Lorsque l’administration Trump est entrée en fonction en 2016, elle a cherché à réviser les BiOps régissant les opérations en Californie (ce qui a été fait en 2019), explique aux Surligneurs Jeffrey Mount, chercheur principal à l’Institut des politiques publiques de Californie, un groupe de réflexion non partisan. « Cela aurait pu permettre aux exploitations agricoles de la vallée de San Joaquin de disposer d’un peu plus d’eau et de bénéficier d’une certaine flexibilité dans les opérations », précise-t-il.
Sauf que ces nouveaux BiOps violaient les lois de l’État protégeant la qualité de l’eau et les espèces menacées. L’administration de Californie a intenté un procès en 2020 contre l’administration Trump pour non-respect des lois fédérales « pour ne pas avoir protégé les espèces menacées dans les rivières Sacramento et San Joaquin », et a gagné. Lorsque l’administration Biden est entrée en fonction, elle a remanié les BiOps afin de les rendre conformes aux lois de l’État.
Si ces mesures n’avaient pas forcément convaincu non plus les associations de défense de l’environnement, comme le rapporte le média californien CalMatters, l’histoire ne s’arrête pas là.
Dernier épisode en date dans cette bataille politique : parmi les 42 décrets signés par Trump le jour de son investiture, le nouveau président des États-Unis a inclus un mémorandum subtilement appelé « Faire passer les gens avant les poissons » (« Putting People over fish« ) dans lequel il ambitionne de réinstaurer les mesures qu’il avait prises en Californie lors de sa précédente mandature.
Il y écrit : « Les récents incendies de forêt meurtriers et historiquement destructeurs qui ont ravagé le sud de la Californie soulignent pourquoi l’État de Californie a besoin d’un approvisionnement en eau fiable et de pratiques saines de gestion de la végétation afin de fournir l’eau dont il a désespérément besoin, et pourquoi ce plan doit être immédiatement mis en œuvre à nouveau.«
Au-delà du fait que ces nouvelles mesures risquent de se heurter aux mêmes problèmes de non-conformité avec les lois fédérales qu’en 2020, le lien logique avec les incendies est tout simplement faux.
Les experts en politique de l’eau en Californie s’accordent à dire que le débat évoqué par Donald Trump — la gestion des eaux en Californie — n’a aucun lien avec les difficultés rencontrées dans la lutte contre les incendies. Premièrement, comme le souligne le média américain de fact-checking Politifact, « la majeure partie de l’eau supplémentaire prévue par le plan de Trump aurait été dirigée vers la vallée de San Joaquin », et non vers Los Angeles.
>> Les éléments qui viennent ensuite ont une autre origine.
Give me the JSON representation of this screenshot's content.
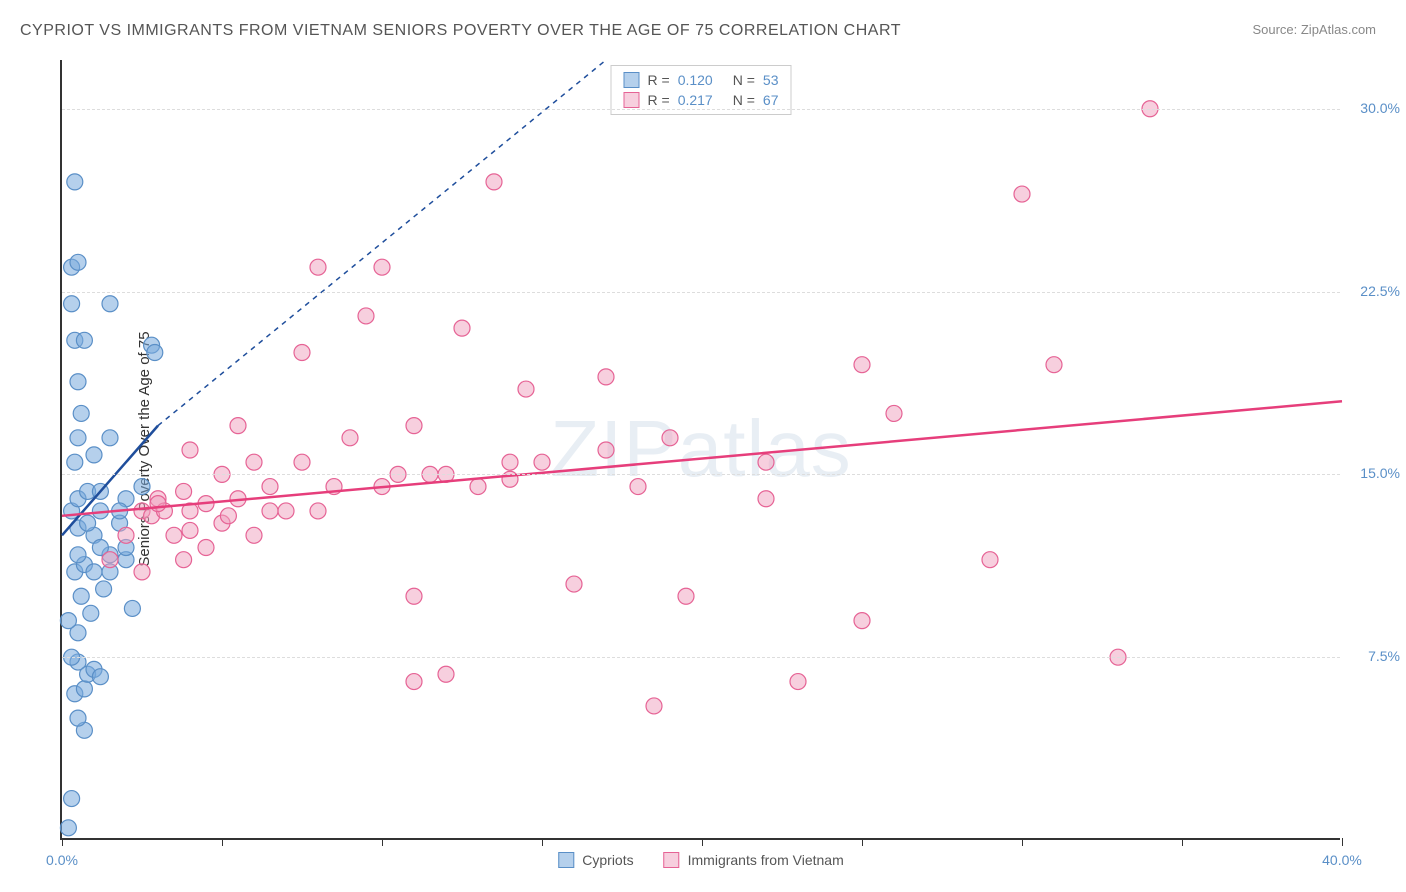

Ensuite, et c’est probablement l’essentiel, si les pompiers ont effectivement été confrontés à des bouches d’incendie et des réservoirs d’eau vides, ce n’est pas dû à un manque d’eau disponible dans la région, mais à l’inadaptation des infrastructures d’approvisionnement en eau face à des méga feux d’une telle ampleur, s’accordent les spécialistes.
« En fait, la plupart des infrastructures d’approvisionnement en eau sont conçues pour alimenter en eau les habitations et les entreprises et pour faire face à des incendies domestiques normaux. Elles n’ont pas la capacité — à la fois en matière de stockage à proximité des zones urbaines et en matière d’acheminement rapide d’une grande quantité d’eau — de lutter contre des incendies d’une telle ampleur » explique Jeffrey Mount, chercheur de l’Institut des politiques publiques de Californie aux Surligneurs.
Concernant le réservoir de Santa Ynez, situé dans les hauteurs du fameux quartier de Pacific Palisades, largement critiqué pour son inopérabilité lors des incendies, cette situation s’explique par des travaux de maintenance, et non par un manque d’eau. Le gouverneur de Californie a d’ailleurs annoncé l’ouverture d’une enquête indépendante à ce sujet.